The call from The Canadian Brass must have been irresistible. What
did Chris know about the group?
"Everybody in the brass world knows The Canadian
Brass! They have pushed the envelope in brass performance. They
have created their own audiences. I got lucky because I didn't even
know there was an opening. My name had been mentioned to them, and
when we finally met and played together we fit quite comfortably.
In the beginning, I was rather quiet until I understood the dynamics
of the group. Now I look at them as colleagues and friends."
Chris has a special bond with Jens. After playing a show, the two
sometimes sneak out to a video arcade and play head-to-head racing
games. That is the only manifestation of the age difference between
them and the other three Brass members Chris can think of.
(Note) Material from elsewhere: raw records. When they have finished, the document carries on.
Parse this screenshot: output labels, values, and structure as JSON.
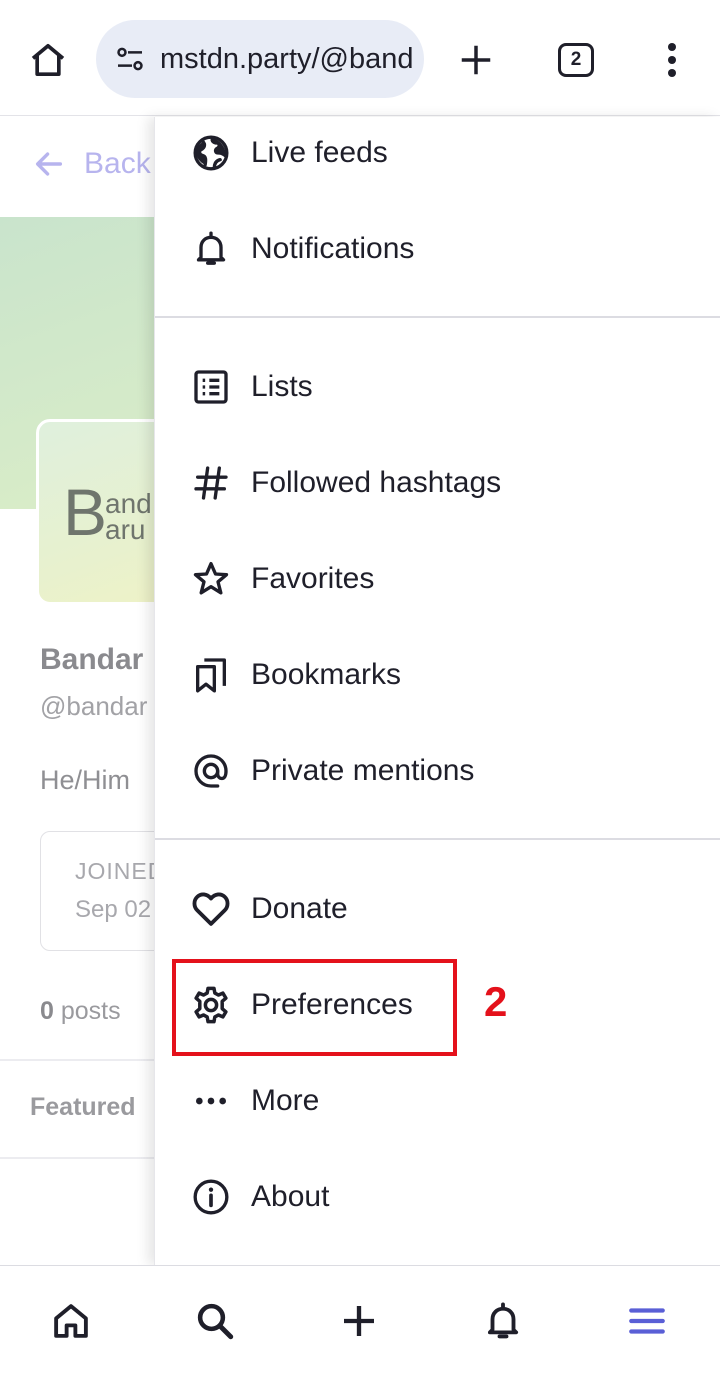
{
  "browser": {
    "url": "mstdn.party/@band",
    "tab_count": "2",
    "icons": [
      "home-icon",
      "site-settings-icon",
      "new-tab-icon",
      "tab-switcher-icon",
      "overflow-menu-icon"
    ]
  },
  "background_page": {
    "back_label": "Back",
    "avatar_text": {
      "initial": "B",
      "line1": "and",
      "line2": "aru"
    },
    "profile_name": "Bandar",
    "profile_handle": "@bandar",
    "bio": "He/Him",
    "joined_label": "JOINED",
    "joined_date": "Sep 02",
    "posts_count": "0",
    "posts_label": "posts",
    "featured_tab": "Featured"
  },
  "menu": {
    "items": [
      {
        "label": "Live feeds",
        "icon": "globe-icon"
      },
      {
        "label": "Notifications",
        "icon": "bell-icon"
      },
      {
        "label": "Lists",
        "icon": "list-icon"
      },
      {
        "label": "Followed hashtags",
        "icon": "hashtag-icon"
      },
      {
        "label": "Favorites",
        "icon": "star-icon"
      },
      {
        "label": "Bookmarks",
        "icon": "bookmarks-icon"
      },
      {
        "label": "Private mentions",
        "icon": "at-icon"
      },
      {
        "label": "Donate",
        "icon": "heart-icon"
      },
      {
        "label": "Preferences",
        "icon": "gear-icon"
      },
      {
        "label": "More",
        "icon": "more-icon"
      },
      {
        "label": "About",
        "icon": "info-icon"
      }
    ]
  },
  "annotation": {
    "highlighted_item": "Preferences",
    "number": "2",
    "color": "#e4111b"
  },
  "bottom_nav": {
    "icons": [
      "home-icon",
      "search-icon",
      "compose-icon",
      "notifications-icon",
      "menu-icon"
    ],
    "active": "menu-icon",
    "accent": "#5a5fd6"
  }
}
Chris has been known to run off the edge of a mountain and paraglide
from 9,000 feet. His leap into The Canadian Brass must have given
him some of the same thrills and anxieties, having to learn a huge
new repertoire, new musical styles, and even acting in the group's
well-loved musical "playlets". He had a good resource
in the hundreds of works that The Canadian Brass has published by
Hal Leonard.
"It was a lot of work, but I like being on stage
and being that much more responsible for a performance. I enjoy
doing Carmen, for instance, but luckily I don't say a word. To speak
into the mike and then turn around and play is difficult. Only Gene
and Chuck do that. My playing has expanded with all this new repertoire.
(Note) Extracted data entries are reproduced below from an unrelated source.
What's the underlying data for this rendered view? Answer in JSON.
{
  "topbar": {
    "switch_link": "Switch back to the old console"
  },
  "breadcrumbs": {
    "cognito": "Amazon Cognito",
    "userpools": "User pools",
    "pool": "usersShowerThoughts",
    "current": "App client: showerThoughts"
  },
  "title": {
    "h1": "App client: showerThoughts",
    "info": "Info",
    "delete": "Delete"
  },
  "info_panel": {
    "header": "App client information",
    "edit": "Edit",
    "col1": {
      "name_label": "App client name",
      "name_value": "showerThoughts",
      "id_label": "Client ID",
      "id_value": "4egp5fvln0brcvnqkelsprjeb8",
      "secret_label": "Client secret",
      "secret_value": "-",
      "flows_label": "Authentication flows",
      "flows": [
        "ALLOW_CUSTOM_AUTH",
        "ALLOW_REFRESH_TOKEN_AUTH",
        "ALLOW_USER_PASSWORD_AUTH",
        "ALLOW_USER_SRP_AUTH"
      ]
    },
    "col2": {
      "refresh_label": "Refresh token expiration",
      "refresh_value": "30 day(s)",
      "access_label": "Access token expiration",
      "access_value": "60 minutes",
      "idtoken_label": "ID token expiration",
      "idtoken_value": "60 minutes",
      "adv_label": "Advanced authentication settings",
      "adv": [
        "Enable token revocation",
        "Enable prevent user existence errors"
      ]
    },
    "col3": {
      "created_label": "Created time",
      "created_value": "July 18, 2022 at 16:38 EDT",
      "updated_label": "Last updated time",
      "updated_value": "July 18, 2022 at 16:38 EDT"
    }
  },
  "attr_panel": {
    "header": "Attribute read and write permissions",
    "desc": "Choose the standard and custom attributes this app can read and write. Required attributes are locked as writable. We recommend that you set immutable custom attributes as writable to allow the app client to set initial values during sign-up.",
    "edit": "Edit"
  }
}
I have to dig deeper into my musical self to make Ellington sound
good."
The Canadian Brass are on the road about 200 days of the year. They
see each other more than they see their families. They all work on
keeping their equilibrium to continue the ongoing creative process,
and they need to stay healthy and fit to stand up to this strenuous
life style.
"At first I just lived it up. I just loved touring
and would eat big meals after performances, but that stopped when
I gained too much weight. So now I'm going to a gym, and there is
no more eating late at night. I even cut out my quadruple cappuccinos
for breakfast."
Chris claims that he is not one to play it particularly safe, though
that may apply only to his motorcycle riding, skiing and paragliding.
(He'd love to parachute, but his wife won't let him.) How about breaking
a limb or worse as he braves the elements?
"I don't think I could give an honest performance
if I lived life that way. You have to be yourself. If you start
changing your basic stuff you lose it."
In conversation Chris is very grounded and easy going, qualities that
he takes with him on stage. This is no adrenaline-crazed adventurer.
He has an effortless playing style on the horn, the gold-plated Yamaha
that matches the other Canadian Brass instruments.
"I don't use a lot of pressure when I play and I
stay very relaxed. As a result I get through a show without getting
particularly tired it's more energizing for me. That may be because
of my training or my nature or because I meditate every day (as
do all members of The Canadian Brass).
New CDs are being added to over 50 already in circulation by The Canadian
Brass. Chris appears on the latest two and he is on the group's much
anticipated "Goldberg Variations" on the RCA Victor label.
" I have no idea where The Canadian Brass may be
going. All I know is that we are always doing something new. I have
seen how Chuck and Gene keep talking and talking and all of a sudden
after many hours an idea pops up. I'm trying to open up my imagination
so I can start contributing ideas for us. Right now I look forward
to our 30th anniversary tour this coming season."